# Binary classification

Classification is about predicting an outcome from a fixed list of classes. The prediction is a probability distribution that assigns a probability to each possible outcome.

A labeled classification sample is made up of a bunch of features and a class. The class is a boolean in the case of binary classification. We'll use the phishing dataset as an example.

In [30]:
%matplotlib inline
%load_ext autoreload
%autoreload 2

The autoreload extension is already loaded. To reload it, use:
  %reload_ext autoreload


In [32]:
import collections
from river import datasets

from source.river_utils import evaluate_binary_model

In [33]:
dataset = datasets.Phishing()
dataset

Phishing websites.

This dataset contains features from web pages that are classified as phishing or not.

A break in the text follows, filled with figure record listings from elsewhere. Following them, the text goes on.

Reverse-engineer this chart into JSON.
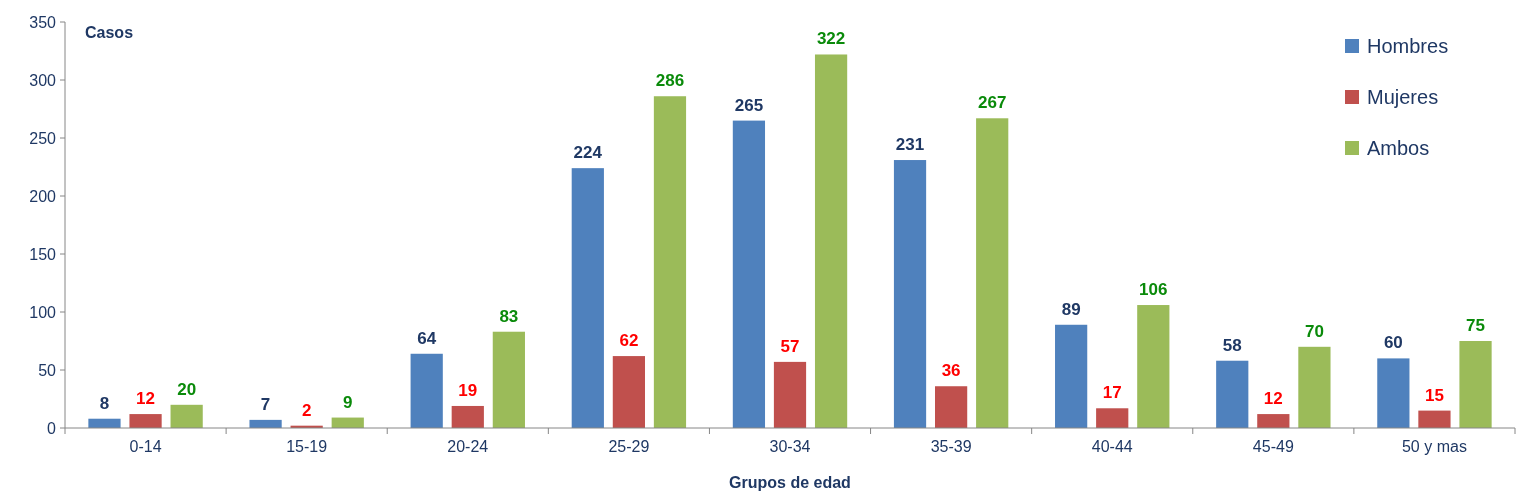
{
  "chart_data": {
    "type": "bar",
    "ylabel": "Casos",
    "xlabel": "Grupos de edad",
    "categories": [
      "0-14",
      "15-19",
      "20-24",
      "25-29",
      "30-34",
      "35-39",
      "40-44",
      "45-49",
      "50 y mas"
    ],
    "series": [
      {
        "name": "Hombres",
        "color": "#4f81bd",
        "values": [
          8,
          7,
          64,
          224,
          265,
          231,
          89,
          58,
          60
        ]
      },
      {
        "name": "Mujeres",
        "color": "#c0504d",
        "values": [
          12,
          2,
          19,
          62,
          57,
          36,
          17,
          12,
          15
        ]
      },
      {
        "name": "Ambos",
        "color": "#9bbb59",
        "values": [
          20,
          9,
          83,
          286,
          322,
          267,
          106,
          70,
          75
        ]
      }
    ],
    "ylim": [
      0,
      350
    ],
    "yticks": [
      0,
      50,
      100,
      150,
      200,
      250,
      300,
      350
    ],
    "data_labels": true,
    "legend": "top right",
    "grid": false
  }
}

    Name  Phishing                                                                                                                                              
    Task  Binary classification                                                                                                                                 
 Samples  1,250                                                                                                                                                 
Features  9                                                                                                                                                     
  Sparse  False                                                                                                                                                 
    Path  /home/denys_herasymuk/UCU/Studying_abroad/NYU_Internship/Code/RAI-summer-stabi

Let's take a look at the first sample.

In [34]:
x, y = next(iter(dataset))
x

{'empty_server_form_handler': 0.0,
 'popup_window': 0.0,
 'https': 0.0,
 'request_from_other_domain': 0.0,
 'anchor_from_other_domain': 0.0,
 'is_popular': 0.5,
 'long_url': 1.0,
 'age_of_domain': 1,
 'ip_in_url': 1}

In [35]:
y

True

In [36]:
counts = collections.Counter(y for _, y in dataset)

for c, count in counts.items():
    print(f'{c}: {count} ({count / sum(counts.values()):.5%})')

True: 548 (43.84000%)
False: 702 (56.16000%)


A common way to improve the performance of a logistic regression is to scale the data. This can be done by using a `preprocessing.StandardScaler`. In particular, we can define a pipeline to organise our model into a sequence of steps:

In [37]:
from river import compose
from river import metrics
from river import evaluate
from river import preprocessing
from river import linear_model

model = compose.Pipeline(
    preprocessing.StandardScaler(),
    linear_model.LogisticRegression()
)

model

In [39]:
target_mapping = {
    False: 0,
    True: 1,
}
evaluate_binary_model(dataset, model, target_mapping, measure_every=100)

TypeError: evaluate_binary_model() got an unexpected keyword argument 'measure_every'

In [10]:
metric = metrics.Accuracy()
evaluate.progressive_val_score(dataset, model, metric, print_every=100)

[100] Accuracy: 83.00%
[200] Accuracy: 83.50%
[300] Accuracy: 84.33%
[400] Accuracy: 86.00%
[500] Accuracy: 86.60%
[600] Accuracy: 87.33%
[700] Accuracy: 88.14%
[800] Accuracy: 88.38%
[900] Accuracy: 88.67%
[1,000] Accuracy: 89.00%
[1,100] Accuracy: 89.18%
[1,200] Accuracy: 89.25%


Accuracy: 89.20%